DATE: Thursday Sep. 27, 4:45 — 6:00pm
LOCATION: Hornbake Library North — Room 0302J
TITLE: The Importance of Being Efficient in Searching Electronic Archives (Ripped From the Headlines)
This talk is an illustration of the potential impact of computational archival science on public policy. It proposes to connect hot button policy issues in the news with the importance of implementing AI and machine learning techniques as part of an overall governmental “access strategy” – one that in the future holds the promise of providing greater citizen access to public records through more efficient, timely responses to Congressional requests, FOIA, litigation, and other investigations of all types.
Both the National Archives and all federal agencies now increasingly are confronting the prospect of needing to search vast amounts of e-mail and other electronic records in connection with access demands coming from all quarters. In the case of the National Archives, it is the legal repository to date of over 500 million presidential emails from past Administrations, accumulated to date between the Reagan and the Obama Administrations.
The most recent controversy has involved the scope of a search to be conducted for Judge Brett Kavanaugh’s records, as created or received by him during his tenure in the George W. Bush Administration. The headlines concerning the document review necessary to be conducted serves to illuminate the larger issue NARA (and all of government) faces, namely: being without adequate tools consisting of advanced search methods employing what has come to be known in the legal community as “technology assisted review” (a type of machine learning).
NARA candidly has acknowledged the steep challenge it faces in responding to Congressional demands for electronic records. In a letter dated August 2, 2018, sent by NARA’s General Counsel to the US Senate Judiciary Committee, NARA informed the Committee that just with respect to records requested by the Majority, the request includes an estimated 900,000 pages of emails with attachments—dwarfing all prior requests for records of past Supreme Court nominees. NARA estimates that it would take until October to process this request, substantially after the scheduled hearings on the nomination.
The access issue is multiplied hundreds of fold in scope when one considers that across the entirety of the federal government, FOIA officers and lawyers are without advanced search software necessary to perform highly efficient and timely searches in response to access demands from the public. With the unfolding implementation of the total email archiving policy known as “Capstone,” repositories of email totaling in the many millions (if not tens or hundreds of millions) will be accumulating in Capstone accounts, and required to be searched under FOIA. Without machine learning tools applied to the search function, agencies will be finding them overwhelmed by the number of potentially “false positive” hits they are finding in e-mail that they need to search through to cull out truly relevant records in response to FOIA requests and litigation demands. (Not to mention missing the “false negative” documents that are truly responsive even if lacking the chosen “keyword”).
The public deserves better than continued reliance on search techniques that are 10 to 20 years old, especially on matters of crucial public importance such as the selection of the next Supreme Court justice.

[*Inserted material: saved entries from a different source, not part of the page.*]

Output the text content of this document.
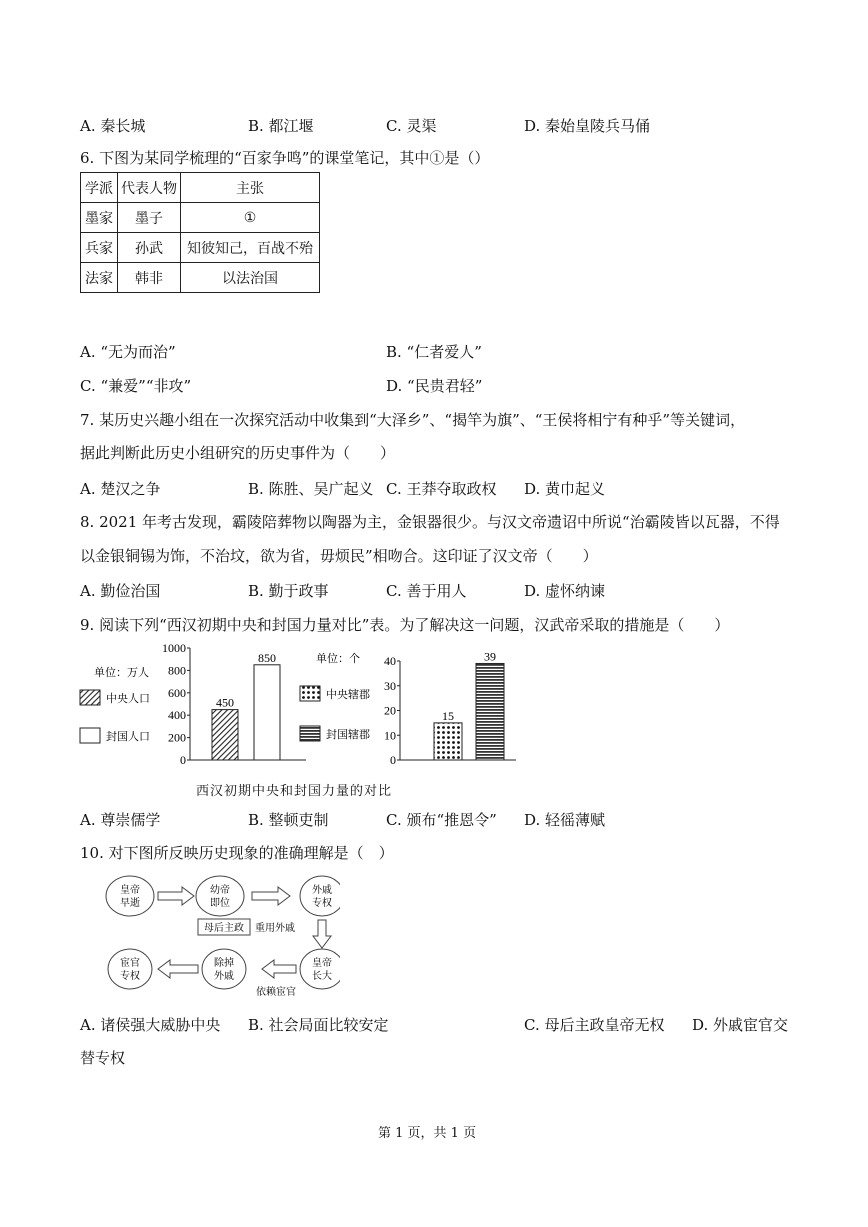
A. 秦长城	B. 都江堰	C. 灵渠	D. 秦始皇陵兵马俑
6. 下图为某同学梳理的“百家争鸣”的课堂笔记，其中①是（）
学派	代表人物	主张
墨家	墨子	①
兵家	孙武	知彼知己，百战不殆
法家	韩非	以法治国
A. “无为而治”	B. “仁者爱人”
C. “兼爱”“非攻”	D. “民贵君轻”
7. 某历史兴趣小组在一次探究活动中收集到“大泽乡”、“揭竿为旗”、“王侯将相宁有种乎”等关键词，
据此判断此历史小组研究的历史事件为（　　）
A. 楚汉之争	B. 陈胜、吴广起义 C. 王莽夺取政权 D. 黄巾起义
8. 2021 年考古发现，霸陵陪葬物以陶器为主，金银器很少。与汉文帝遗诏中所说“治霸陵皆以瓦器，不得
以金银铜锡为饰，不治坟，欲为省，毋烦民”相吻合。这印证了汉文帝（　　）
A. 勤俭治国	B. 勤于政事	C. 善于用人	D. 虚怀纳谏
9. 阅读下列“西汉初期中央和封国力量对比”表。为了解决这一问题，汉武帝采取的措施是（　　）
0
200
400
600
800
1000
450
850
单位：万人
中央人口
封国人口
0
10
20
30
40
15
39
单位：个
中央辖郡
封国辖郡
西汉初期中央和封国力量的对比
A. 尊崇儒学	B. 整顿吏制	C. 颁布“推恩令” D. 轻徭薄赋
10. 对下图所反映历史现象的准确理解是（　）
皇帝
早逝
幼帝
即位
外戚
专权
皇帝
长大
除掉
外戚
宦官
专权
母后主政 重用外戚
依赖宦官
A. 诸侯强大威胁中央 B. 社会局面比较安定	C. 母后主政皇帝无权 D. 外戚宦官交
替专权
第 1 页，共 1 页
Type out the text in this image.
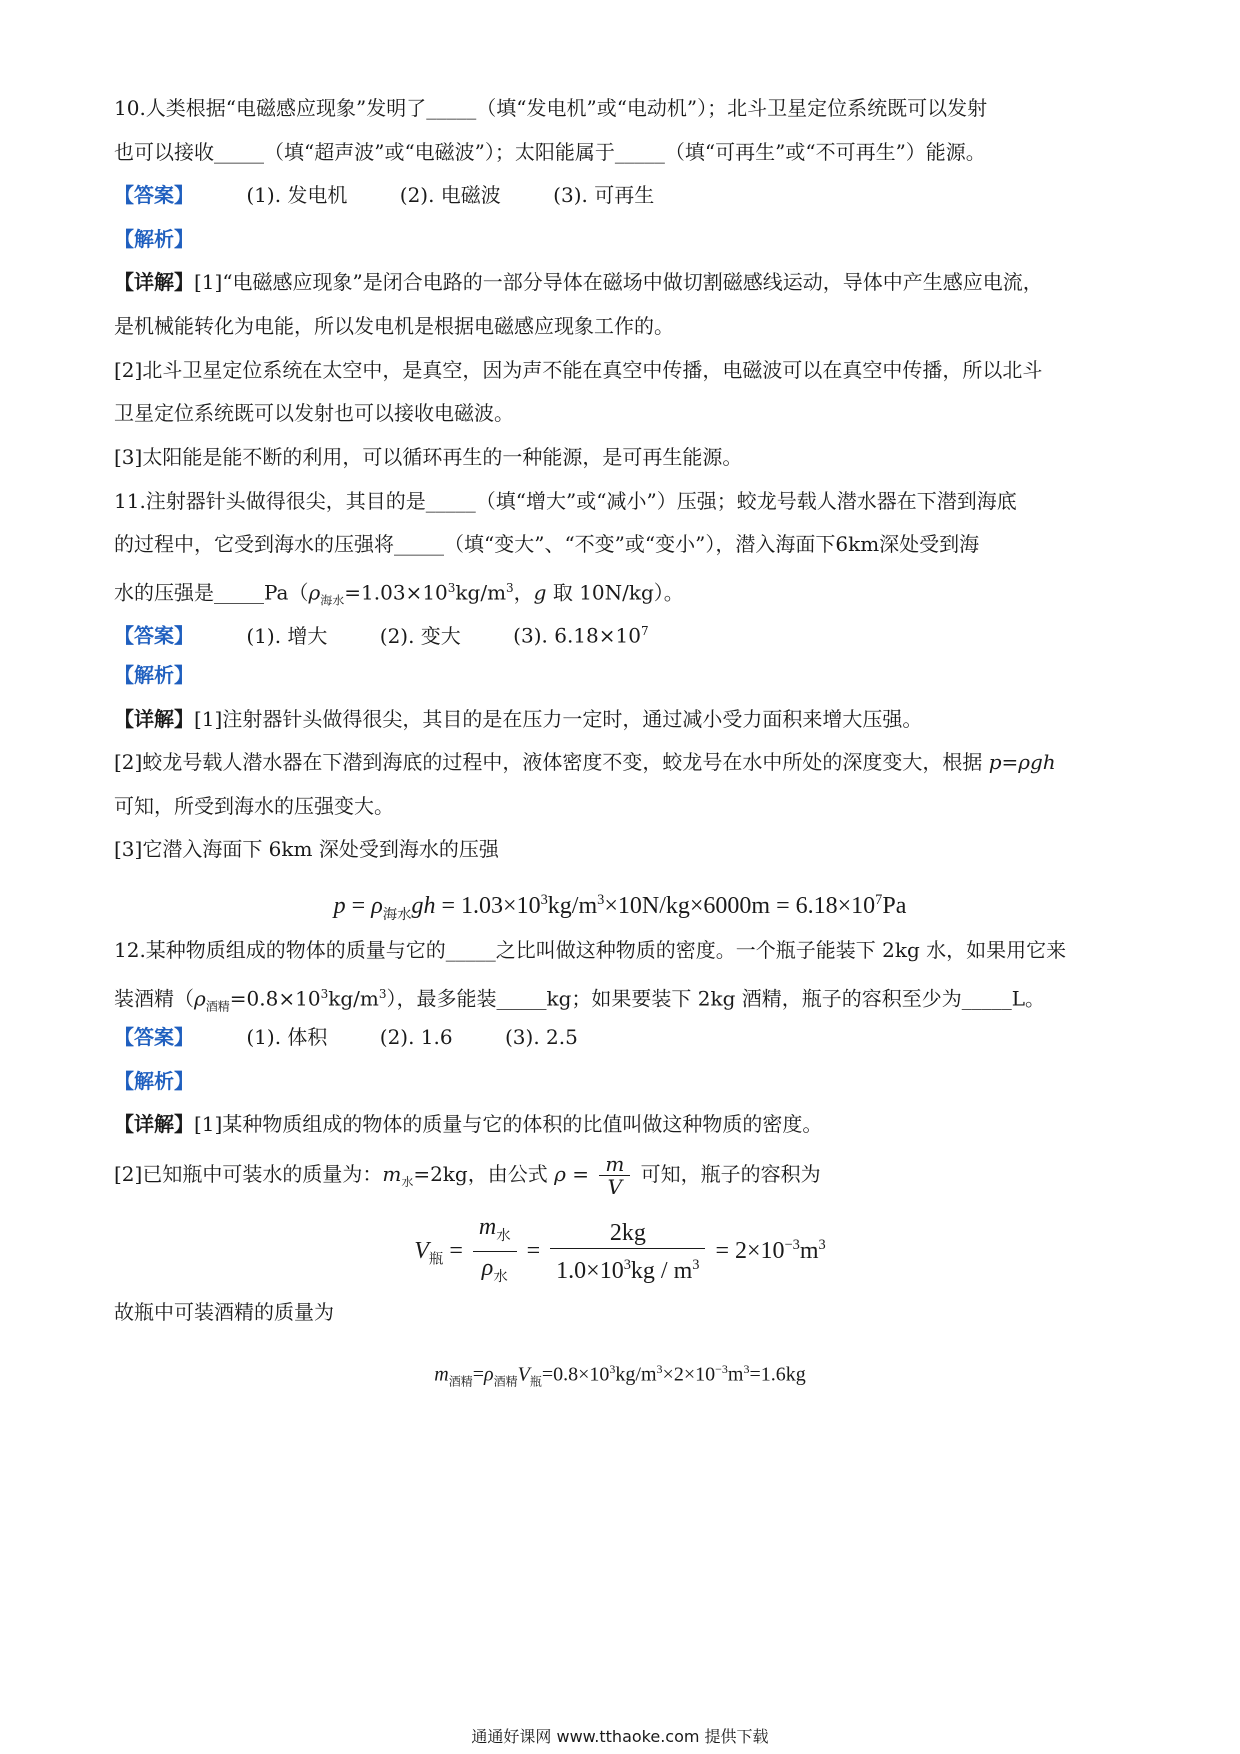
10.人类根据“电磁感应现象”发明了_____（填“发电机”或“电动机”）；北斗卫星定位系统既可以发射
也可以接收_____（填“超声波”或“电磁波”）；太阳能属于_____（填“可再生”或“不可再生”）能源。
【答案】	(1). 发电机	(2). 电磁波	(3). 可再生
【解析】
【详解】[1]“电磁感应现象”是闭合电路的一部分导体在磁场中做切割磁感线运动，导体中产生感应电流，
是机械能转化为电能，所以发电机是根据电磁感应现象工作的。
[2]北斗卫星定位系统在太空中，是真空，因为声不能在真空中传播，电磁波可以在真空中传播，所以北斗
卫星定位系统既可以发射也可以接收电磁波。
[3]太阳能是能不断的利用，可以循环再生的一种能源，是可再生能源。
11.注射器针头做得很尖，其目的是_____（填“增大”或“减小”）压强；蛟龙号载人潜水器在下潜到海底
的过程中，它受到海水的压强将_____（填“变大”、“不变”或“变小”），潜入海面下6km深处受到海
水的压强是$\_\_\_\_\_Pa(\rho_{海水}=1.03\times 10^3kg/m^3$，g 取 10N/kg）。
【答案】	(1). 增大	(2). 变大	(3). $6.18\times 10^7$
【解析】
【详解】[1]注射器针头做得很尖，其目的是在压力一定时，通过减小受力面积来增大压强。
[2]蛟龙号载人潜水器在下潜到海底的过程中，液体密度不变，蛟龙号在水中所处的深度变大，根据 p=ρgh
可知，所受到海水的压强变大。
[3]它潜入海面下 6km 深处受到海水的压强
$p = \rho_{海水}gh = 1.03\times 10^3kg/m^3\times 10N/kg\times 6000m = 6.18\times 10^7Pa$
12.某种物质组成的物体的质量与它的_____之比叫做这种物质的密度。一个瓶子能装下 2kg 水，如果用它来
装酒精$(\rho_{酒精}=0.8\times 10^3kg/m^3)$，最多能装_____kg；如果要装下 2kg 酒精，瓶子的容积至少为_____L。
【答案】	(1). 体积	(2). 1.6	(3). 2.5
【解析】
【详解】[1]某种物质组成的物体的质量与它的体积的比值叫做这种物质的密度。
[2]已知瓶中可装水的质量为：$m_水=2kg$，由公式 $\rho = \frac{m}{V}$ 可知，瓶子的容积为
$V_瓶 = \frac{m_水}{\rho_水} = \frac{2kg}{1.0\times 10^3kg / m^3} = 2\times 10^{-3}m^3$
故瓶中可装酒精的质量为
$m_{酒精}=\rho_{酒精}V_瓶=0.8\times 10^3kg/m^3\times 2\times 10^{-3}m^3=1.6kg$
通通好课网 www.tthaoke.com 提供下载
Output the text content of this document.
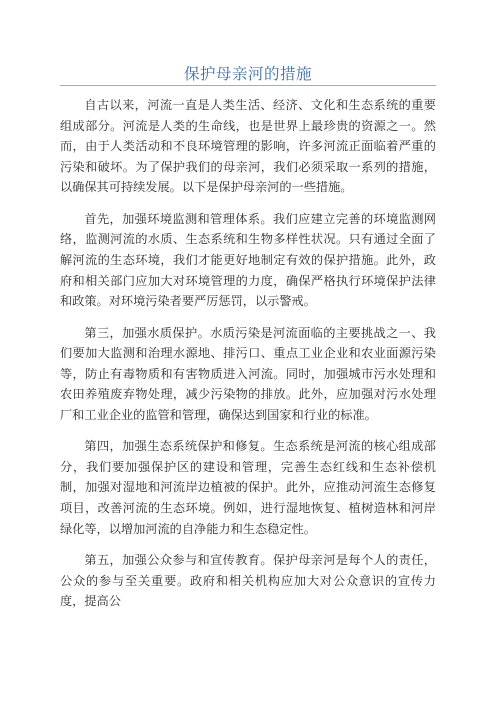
保护母亲河的措施

自古以来，河流一直是人类生活、经济、文化和生态系统的重要组成部分。河流是人类的生命线，也是世界上最珍贵的资源之一。然而，由于人类活动和不良环境管理的影响，许多河流正面临着严重的污染和破坏。为了保护我们的母亲河，我们必须采取一系列的措施，以确保其可持续发展。以下是保护母亲河的一些措施。

首先，加强环境监测和管理体系。我们应建立完善的环境监测网络，监测河流的水质、生态系统和生物多样性状况。只有通过全面了解河流的生态环境，我们才能更好地制定有效的保护措施。此外，政府和相关部门应加大对环境管理的力度，确保严格执行环境保护法律和政策。对环境污染者要严厉惩罚，以示警戒。

第三，加强水质保护。水质污染是河流面临的主要挑战之一、我们要加大监测和治理水源地、排污口、重点工业企业和农业面源污染等，防止有毒物质和有害物质进入河流。同时，加强城市污水处理和农田养殖废弃物处理，减少污染物的排放。此外，应加强对污水处理厂和工业企业的监管和管理，确保达到国家和行业的标准。

第四，加强生态系统保护和修复。生态系统是河流的核心组成部分，我们要加强保护区的建设和管理，完善生态红线和生态补偿机制，加强对湿地和河流岸边植被的保护。此外，应推动河流生态修复项目，改善河流的生态环境。例如，进行湿地恢复、植树造林和河岸绿化等，以增加河流的自净能力和生态稳定性。

第五，加强公众参与和宣传教育。保护母亲河是每个人的责任，公众的参与至关重要。政府和相关机构应加大对公众意识的宣传力度，提高公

Jason R. Baron is an internationally recognized speaker and author on the preservation of electronic documents. Jason previously served as the first appointed Director of Litigation for the U.S. National Archives and Records Administration, and as a trial lawyer and senior counsel at the Department of Justice. In those roles, Jason played a leading role in the government’s adoption of electronic recordkeeping practices and acted as lead counsel in landmark cases involving the preservation of White House email. As an adjunct professor in the College of Information Studies, Jason co-taught with Prof. Doug Oard the first e-discovery course for PhD and Masters candidates in the United States.
Jason was prominently featured in the documentary The Decade of Discovery(2014), which tells the story of a government lawyer seeking a better way to search for White House email. The American Lawyer magazine named him one of six “e-discovery trailblazers” in its 2013 issue devoted to “The Top 50 Big Law Innovators of the Last 50 Years.” Jason has appeared on CNN, NBC Nightly News,Good Morning America, The Last Word With Lawrence O’Donnell, NPR’s All Things Considered, and has been quoted in The New York Times, The Washington Post,TIME Magazine, and numerous other media outlets.